How to check for existing session in Self hosted Okta Widget in Angular app? How to login using social IdPs?

Hi,

We are migrating our app to an Angular 9 now and we are facing some issues/mismatches from what we had previously with “okta-signin-widget/2.14.0”.

We want to support:

  1. Hosted Okta widget
  2. Enabled self registration with Okta
  3. Enabled social logins - facebook/google
  4. We want to check for active session if the user is already logged in in the underlying Okta instance

Issues:

  1. How to check for active session with Okta from Angular App
  1. How to redirect the user AFTER facebook/google login to the Angular App AND still have logged in user with proper access token in the Angular app
  • we do have properly configured facebook app and Okta facebook IdP. The hosted widget shows the facebook login button, the flow works, but the user ends up in the Otka Apps screen.
  • previously we were using the Settings->Customization -> Default App for Sign-In Widget feature in the Okta Classical console. But now it redirects to the root of the Angular app and that’s it.
  • if we solve #1 - I think #2 will work seamlessly
  1. Where to intercept both self registered and social IdP registered users in the Angular app, so I can properly create those users in my backend API
  • we do want single place in the Angular App to handle the login event - for both existing and new users, no matter self registered or coming from facebook/google. Where is the best place to do this and hopefully how…?
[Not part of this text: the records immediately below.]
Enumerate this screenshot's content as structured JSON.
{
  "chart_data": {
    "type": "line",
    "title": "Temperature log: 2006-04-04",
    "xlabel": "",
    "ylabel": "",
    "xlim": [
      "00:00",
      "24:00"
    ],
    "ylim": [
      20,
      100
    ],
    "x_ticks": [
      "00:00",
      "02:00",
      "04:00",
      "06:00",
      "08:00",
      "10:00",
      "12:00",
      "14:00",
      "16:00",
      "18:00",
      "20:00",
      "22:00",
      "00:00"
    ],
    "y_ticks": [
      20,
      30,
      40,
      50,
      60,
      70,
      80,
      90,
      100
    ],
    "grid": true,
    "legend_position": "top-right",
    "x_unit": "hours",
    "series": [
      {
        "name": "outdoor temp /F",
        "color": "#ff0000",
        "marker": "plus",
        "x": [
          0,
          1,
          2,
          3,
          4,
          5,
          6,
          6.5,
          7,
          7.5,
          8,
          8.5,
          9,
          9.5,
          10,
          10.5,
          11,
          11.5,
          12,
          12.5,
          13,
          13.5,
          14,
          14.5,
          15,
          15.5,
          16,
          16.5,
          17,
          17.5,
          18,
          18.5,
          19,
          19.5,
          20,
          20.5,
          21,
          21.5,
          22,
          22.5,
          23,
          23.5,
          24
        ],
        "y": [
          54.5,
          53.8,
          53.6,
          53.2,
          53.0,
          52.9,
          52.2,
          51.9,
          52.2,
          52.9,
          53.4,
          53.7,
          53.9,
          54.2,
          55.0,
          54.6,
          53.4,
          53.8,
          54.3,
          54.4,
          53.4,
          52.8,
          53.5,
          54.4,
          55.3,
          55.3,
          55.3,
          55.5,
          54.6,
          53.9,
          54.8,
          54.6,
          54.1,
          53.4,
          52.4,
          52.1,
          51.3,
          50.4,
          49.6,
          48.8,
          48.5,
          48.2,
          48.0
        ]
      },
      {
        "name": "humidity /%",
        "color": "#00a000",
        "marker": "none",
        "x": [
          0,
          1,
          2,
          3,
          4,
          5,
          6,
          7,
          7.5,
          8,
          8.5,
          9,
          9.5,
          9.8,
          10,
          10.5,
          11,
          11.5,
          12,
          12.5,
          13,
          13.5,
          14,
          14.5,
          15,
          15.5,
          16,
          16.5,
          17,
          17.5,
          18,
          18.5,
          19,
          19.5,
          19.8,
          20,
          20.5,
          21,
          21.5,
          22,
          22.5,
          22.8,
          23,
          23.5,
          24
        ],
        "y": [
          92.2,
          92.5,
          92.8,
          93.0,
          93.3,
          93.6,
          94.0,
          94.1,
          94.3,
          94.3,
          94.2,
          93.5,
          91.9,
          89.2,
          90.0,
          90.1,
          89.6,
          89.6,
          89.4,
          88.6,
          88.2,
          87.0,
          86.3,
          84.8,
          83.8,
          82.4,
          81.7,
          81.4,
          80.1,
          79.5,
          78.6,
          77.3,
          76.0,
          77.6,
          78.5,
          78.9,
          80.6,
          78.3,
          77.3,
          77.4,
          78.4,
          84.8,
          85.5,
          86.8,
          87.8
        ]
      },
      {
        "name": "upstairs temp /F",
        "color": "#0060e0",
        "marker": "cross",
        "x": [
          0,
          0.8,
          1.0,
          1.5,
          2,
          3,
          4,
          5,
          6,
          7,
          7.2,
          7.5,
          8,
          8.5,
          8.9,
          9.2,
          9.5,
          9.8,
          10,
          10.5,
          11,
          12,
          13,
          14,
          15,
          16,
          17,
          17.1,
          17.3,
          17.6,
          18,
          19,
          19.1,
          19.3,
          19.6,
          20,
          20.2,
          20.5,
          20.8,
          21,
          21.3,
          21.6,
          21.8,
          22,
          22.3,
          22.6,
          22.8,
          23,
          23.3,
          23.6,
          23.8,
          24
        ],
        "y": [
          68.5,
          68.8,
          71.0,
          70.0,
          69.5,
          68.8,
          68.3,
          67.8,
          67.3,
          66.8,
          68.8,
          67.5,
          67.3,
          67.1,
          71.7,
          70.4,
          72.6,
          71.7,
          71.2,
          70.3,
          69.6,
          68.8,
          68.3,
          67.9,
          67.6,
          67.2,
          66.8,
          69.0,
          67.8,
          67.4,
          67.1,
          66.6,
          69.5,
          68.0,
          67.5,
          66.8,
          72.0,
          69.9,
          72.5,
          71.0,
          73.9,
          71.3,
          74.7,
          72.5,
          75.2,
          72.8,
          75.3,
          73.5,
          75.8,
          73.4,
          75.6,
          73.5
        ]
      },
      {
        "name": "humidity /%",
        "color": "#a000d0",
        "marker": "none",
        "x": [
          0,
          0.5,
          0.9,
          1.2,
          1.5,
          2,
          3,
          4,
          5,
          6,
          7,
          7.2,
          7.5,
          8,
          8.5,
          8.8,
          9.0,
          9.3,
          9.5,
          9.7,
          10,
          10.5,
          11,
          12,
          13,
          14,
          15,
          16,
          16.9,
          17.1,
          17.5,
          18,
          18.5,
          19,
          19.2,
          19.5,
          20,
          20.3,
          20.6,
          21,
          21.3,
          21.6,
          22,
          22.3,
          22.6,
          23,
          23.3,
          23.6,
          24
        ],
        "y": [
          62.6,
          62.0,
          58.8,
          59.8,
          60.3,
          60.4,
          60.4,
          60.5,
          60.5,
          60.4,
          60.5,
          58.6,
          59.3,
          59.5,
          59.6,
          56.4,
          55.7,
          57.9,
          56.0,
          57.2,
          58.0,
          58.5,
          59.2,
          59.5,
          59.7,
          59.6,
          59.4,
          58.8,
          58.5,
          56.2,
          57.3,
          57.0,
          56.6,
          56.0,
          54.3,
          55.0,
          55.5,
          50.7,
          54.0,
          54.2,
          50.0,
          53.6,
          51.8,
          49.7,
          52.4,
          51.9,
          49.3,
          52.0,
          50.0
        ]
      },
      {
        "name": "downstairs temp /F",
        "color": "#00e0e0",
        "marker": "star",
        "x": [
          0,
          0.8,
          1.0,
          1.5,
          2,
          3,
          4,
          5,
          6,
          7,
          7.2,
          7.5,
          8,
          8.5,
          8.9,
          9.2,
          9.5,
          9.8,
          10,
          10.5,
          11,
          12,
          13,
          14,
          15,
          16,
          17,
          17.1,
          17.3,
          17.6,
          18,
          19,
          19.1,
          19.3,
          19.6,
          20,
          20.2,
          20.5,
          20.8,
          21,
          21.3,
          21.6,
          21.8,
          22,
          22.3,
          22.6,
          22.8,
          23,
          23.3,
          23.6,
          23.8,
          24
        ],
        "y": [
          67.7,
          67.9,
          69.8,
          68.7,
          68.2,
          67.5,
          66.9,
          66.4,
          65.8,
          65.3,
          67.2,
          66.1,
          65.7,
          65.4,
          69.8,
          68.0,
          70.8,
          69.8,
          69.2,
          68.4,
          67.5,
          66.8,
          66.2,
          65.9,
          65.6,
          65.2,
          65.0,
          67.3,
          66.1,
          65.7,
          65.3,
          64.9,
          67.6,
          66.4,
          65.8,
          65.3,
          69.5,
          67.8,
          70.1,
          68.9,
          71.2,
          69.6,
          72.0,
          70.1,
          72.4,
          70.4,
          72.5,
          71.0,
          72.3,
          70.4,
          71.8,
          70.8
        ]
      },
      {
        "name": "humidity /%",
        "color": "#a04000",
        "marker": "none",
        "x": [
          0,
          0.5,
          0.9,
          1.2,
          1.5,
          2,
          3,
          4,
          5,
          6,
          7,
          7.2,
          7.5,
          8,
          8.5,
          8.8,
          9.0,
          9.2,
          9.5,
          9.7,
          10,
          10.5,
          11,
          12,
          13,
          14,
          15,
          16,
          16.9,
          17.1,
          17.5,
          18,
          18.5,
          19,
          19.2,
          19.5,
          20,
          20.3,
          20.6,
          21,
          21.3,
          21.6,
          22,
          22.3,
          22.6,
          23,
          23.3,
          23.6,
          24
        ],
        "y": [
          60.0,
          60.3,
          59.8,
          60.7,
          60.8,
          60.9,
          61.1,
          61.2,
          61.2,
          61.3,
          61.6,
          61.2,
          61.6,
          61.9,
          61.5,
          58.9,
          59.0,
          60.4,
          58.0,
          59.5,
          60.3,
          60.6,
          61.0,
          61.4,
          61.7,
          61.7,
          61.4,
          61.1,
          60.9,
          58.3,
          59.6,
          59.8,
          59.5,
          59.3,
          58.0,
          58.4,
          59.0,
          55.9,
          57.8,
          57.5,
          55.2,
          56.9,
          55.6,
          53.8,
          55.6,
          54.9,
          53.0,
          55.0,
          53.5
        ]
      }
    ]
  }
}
I do know that the post got huge, but I think it is better to have the context instead of asking separate questions. Any help will highly appreciated. Tutorials are also welcome.

I have spent 2 weeks digging into forum posts, okta js libraries, okta js Angular libraries, etc.

Regards,
Pirin

I managed to get existing session with Okta server accessing the private “oktaAuth” field from the OktaAuthService like that:
“let oktaSession = await this.oktaAuthService.oktaAuth.session.get();”
The field is made private on purpose, and I really don’t like accessing it, but I don’t see other options currently.

I have also found
“await this.oktaAuthService.oktaAuth.token.getWithoutPrompt({responseType:‘token’})”
which seams to return valid accessToken and idToken… the question now is how to do this the right way and properly notify the Angular OktaAuthService that there is valid token.
Or even better - to make Angular OktaAuthService to initiate authorization process on its own…

Any help is welcome :slight_smile:

@pirin.karabenchev May I ask if you referred this doc before?


In this doc, the service takes care of authenticating the user and, when successful, storing the token in the browser’s local storage as well as notifying the ServerService of the token.
Let us know if this could be helpful.

@Lijia, this article describes the very straight forward way of adding JWT authentication to an Angular client, first with Express and node.js, then with Okta as Identity Provider… I see nothing related to social logins and checking for existing session with Okta…

  1. The method you are using is coming from the underlying AuthJS library and accessing it directly this way is explicitly supported in okta-angular. Are you using Okta’s Angular SDK? In any case, using AuthJS’ session.exists() method is a valid way to check if a user has an active session (it just calls the Sessions endpoint).
  2. Are you using IDP Discovery or dedicated Social Login buttons; please see the linked articles based on your use case. Otherwise, if you always want users redirected to this specific application, setting it as the Default App will achieve the same end result and be much cleaner/simpler to maintain.
  3. I think I’m a little confused about what you’re trying to do here. Maybe you can explain your use case a bit further, because I can’t tell what piece is missing.